«La famiglia come dono ma anche come sfida»

Il vescovo Forte e lo psichiatra Pollice affrontano il problema delle separazioni Sala affollata all’incontro promosso dal Rotary Pescara Nord alla “d’Annunzio”
CHIETI. Famiglia come dono ma anche come sfida, in un mondo dove l’istituzione familiare è sempre più in crisi ma dove, nonostante tutto, c’è ancora grandissima voglia di famiglia. Un paradosso di cui ha parlato monsignor Bruno Forte, arcivescovo di Chieti Vasto e segretario speciale del Sinodo sulla famiglia voluto da Papa Francesco, invitato dal Rotary club Pescara Nord a trattare il tema nel corso di un convegno che si è svolto nell’auditorium dell’ateneo d’Annunzio.

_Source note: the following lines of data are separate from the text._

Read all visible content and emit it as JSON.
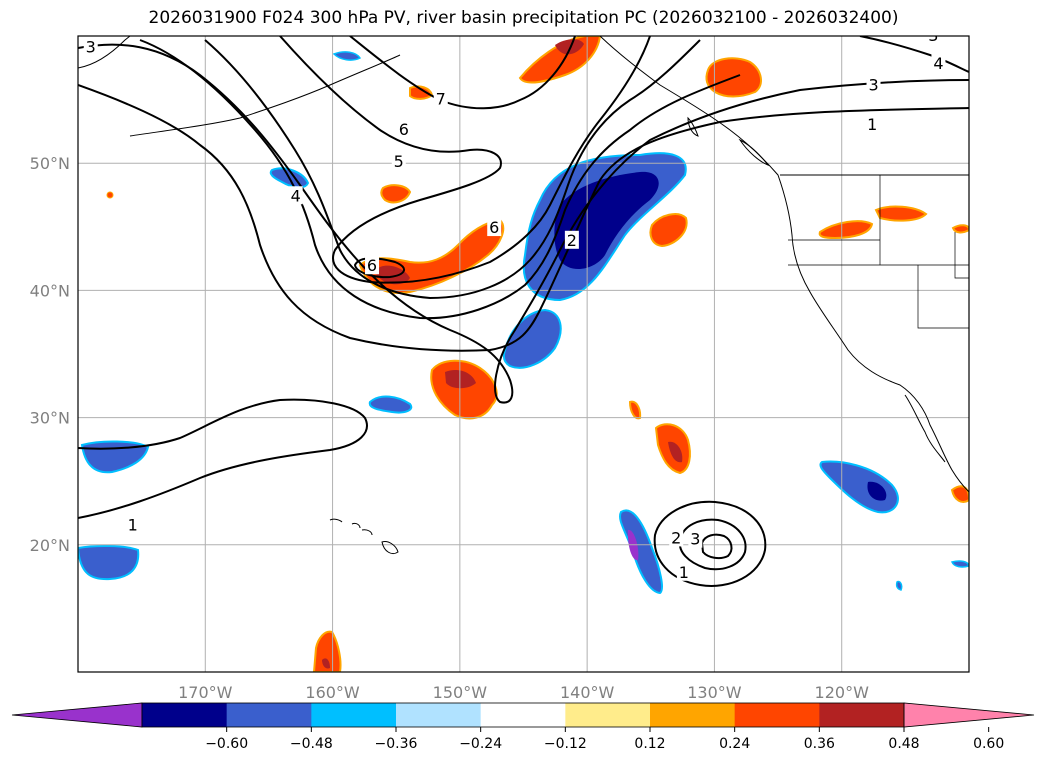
{
  "title": "2026031900 F024 300 hPa PV, river basin precipitation PC (2026032100 - 2026032400)",
  "map": {
    "lon_range": [
      -180,
      -110
    ],
    "lat_range": [
      10,
      60
    ],
    "lat_ticks": [
      {
        "v": 20,
        "label": "20°N"
      },
      {
        "v": 30,
        "label": "30°N"
      },
      {
        "v": 40,
        "label": "40°N"
      },
      {
        "v": 50,
        "label": "50°N"
      }
    ],
    "lon_ticks": [
      {
        "v": -170,
        "label": "170°W"
      },
      {
        "v": -160,
        "label": "160°W"
      },
      {
        "v": -150,
        "label": "150°W"
      },
      {
        "v": -140,
        "label": "140°W"
      },
      {
        "v": -130,
        "label": "130°W"
      },
      {
        "v": -120,
        "label": "120°W"
      }
    ],
    "grid": true
  },
  "colorbar": {
    "colors": [
      "#9932cc",
      "#00008b",
      "#3a5fcd",
      "#00bfff",
      "#b0e2ff",
      "#ffffff",
      "#ffec8b",
      "#ffa500",
      "#ff4500",
      "#b22222",
      "#ff82ab"
    ],
    "labels": [
      "−0.60",
      "−0.48",
      "−0.36",
      "−0.24",
      "−0.12",
      "0.12",
      "0.24",
      "0.36",
      "0.48",
      "0.60"
    ],
    "extend": "both"
  },
  "contour_labels": [
    {
      "text": "3",
      "lon": -179,
      "lat": 59.1
    },
    {
      "text": "7",
      "lon": -151.5,
      "lat": 55.0
    },
    {
      "text": "6",
      "lon": -154.4,
      "lat": 52.6
    },
    {
      "text": "5",
      "lon": -154.8,
      "lat": 50.1
    },
    {
      "text": "4",
      "lon": -162.9,
      "lat": 47.4
    },
    {
      "text": "6",
      "lon": -147.3,
      "lat": 44.9
    },
    {
      "text": "2",
      "lon": -141.2,
      "lat": 43.9
    },
    {
      "text": "6",
      "lon": -156.9,
      "lat": 41.9
    },
    {
      "text": "3",
      "lon": -117.5,
      "lat": 56.1
    },
    {
      "text": "1",
      "lon": -117.6,
      "lat": 53.0
    },
    {
      "text": "4",
      "lon": -112.4,
      "lat": 57.8
    },
    {
      "text": "3",
      "lon": -112.8,
      "lat": 60.0
    },
    {
      "text": "1",
      "lon": -175.7,
      "lat": 21.5
    },
    {
      "text": "2",
      "lon": -133.0,
      "lat": 20.5
    },
    {
      "text": "3",
      "lon": -131.5,
      "lat": 20.4
    },
    {
      "text": "1",
      "lon": -132.4,
      "lat": 17.8
    }
  ]
}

Il club presieduto da Alessandro Felizzi ha intitolato il convegno “La famiglia come dono, come sfida” e ha voluto come moderatore lo psichiatra e neuropsichiatra dell’età evolutiva, Filippo Pollice.
«Il Sinodo non è stato un cammino sempre facile, ma neanche un campo di battaglia tra fazioni contrapposte», ha dettoForte ricordando quei momenti di grande impegno. «Il Sinodo ha trattato il tema», ha continuato l’arcivescovo, «parlando della famiglia come scuola di umanità, in cui si cresce come persone e perciò quanto più la famiglia sarà debole, tanto più l’umanità sarà ferita; come scuola di socialità, in cui si impara a relazionarsi con gli altri; come scuola di ecclesialità e come scuola della fede».
Di qui l’invito di Papa Francesco a “scommettere sulla famiglia e a non aver paura del ‘per sempre’”. Ed è proprio la paura del “per sempre” uno dei diversi fattori che causerebbero la crisi dell’istituzione familiare. «Il mondo del computer», ha detto ancora Forte, «ha portato a un profondo mutamento della percezione del tempo, prima percepito nella sua durata, ora nella dimensione dell’istante».
Da “durata affidabile” a “provvisorietà insicura”, la diversa percezione del tempo scatena la paura del “per sempre”. Una paura che il presidente Rotary Felizzi si è augurato che si trasformi, al contrario, in un “desiderio del per sempre”. Pollice ha invece portato la sua esperienza nel proprio campo di studio, puntando l’attenzione sul grosso danno che le separazioni provocano ai figli. «Il nostro ‘bel Paese’, che da primo è finito ultimo in Europa per tasso di natalità», ha detto Pollice nel «vede il numero delle separazioni in notevole aumento: da 35, 45 mila nel 2011, si è passati a quasi 50 mila nel 2015. Il bambino assiste alla disgregazione familiare ammutolito e impaurito».
Non stupisce dunque il dato secondo cui «il 70% dei minori ascoltati dal Servizio di psicopatologia infantile per problemi caratteriali proviene da famiglie separate o divorziate». L’appuntamento si è chiuso con Felizzi che ha insignito monsignor Forte della medaglia rotariana Paul Harris, intitolata al fondatore del Rotary International.